Britain’s referendum to leave the European Union has already damaged the country’s “global brand,” says Sir Martin Sorrell, the head of the world’s largest advertising conglomerate.

Sorrell, the chief executive of WPP, made the remarks in an article published by The Independent on Monday.

Sorrell said the xenophobic nature of the 2016 referendum campaign by pro-Brexit politicians did serious damage to the UK’s global stature.

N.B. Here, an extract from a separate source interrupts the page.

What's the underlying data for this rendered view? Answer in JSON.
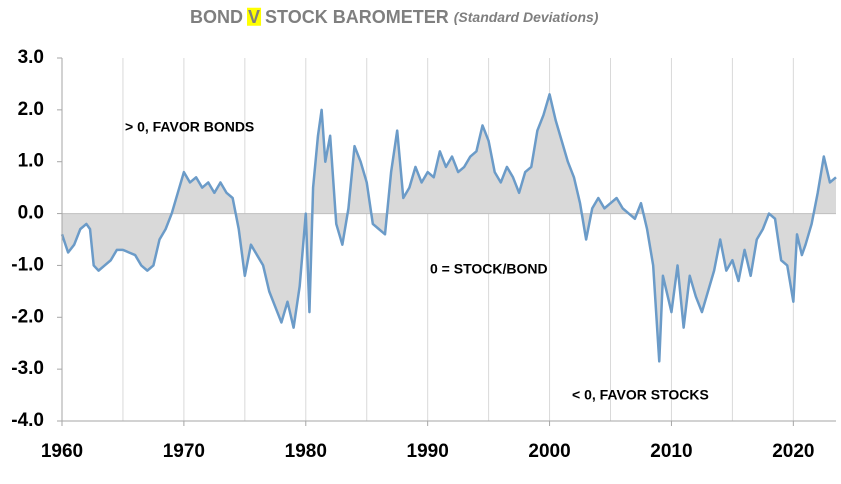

He praised Prime Minister Theresa May’s recent deal over European Union citizens’ rights, but added that it was merely the first step in order to repair the British image.

“It doesn’t … address how we will continue to attract the best and brightest from across mainland Europe and beyond after Brexit, or repair the damage already done to the UK’s brand by the divisive rhetoric during and after the referendum campaign,” he said.

May signed the divorce deal with European Commission President Jean-Claude Juncker on December 8 after months of negotiations. The deal covers Britain’s exit bill, the future of the Irish border and the rights of EU expatriates in the UK.

In the run-up to the June 23, 2016 referendum, the Vote Leave campaign ratcheted up hatred against immigrants and minorities like Muslims living in Britain.

Hate crimes in the UK involving racial and religious discrimination have spiked at an unprecedented rate since the referendum, raising concerns that minority groups feel “more vulnerable than ever.”

The record figures confirm reports that the Brexit vote prompted a wave of hate crimes based on religion and ethnicity, and have led to calls for the UK government to “urgently” improve its response to such crimes.

Sorrell, who supported Remain in the referendum, wrote that, despite May’s Brussels deal, Britain has to do a lot in order to end the uncertainty for British firms about future trade relations with Europe.

“Uncertainty will be a fact of business life for at least as long as it takes to negotiate a new trading relationship with the EU, if there is one,” he said.

“Until that happens, many companies will continue to delay or cancel decisions to invest in the UK,” he wrote.

The International Monetary Fund (IMF) has also warned that Brexit has already damaged the UK economy, despite a strong recovery in global economic growth.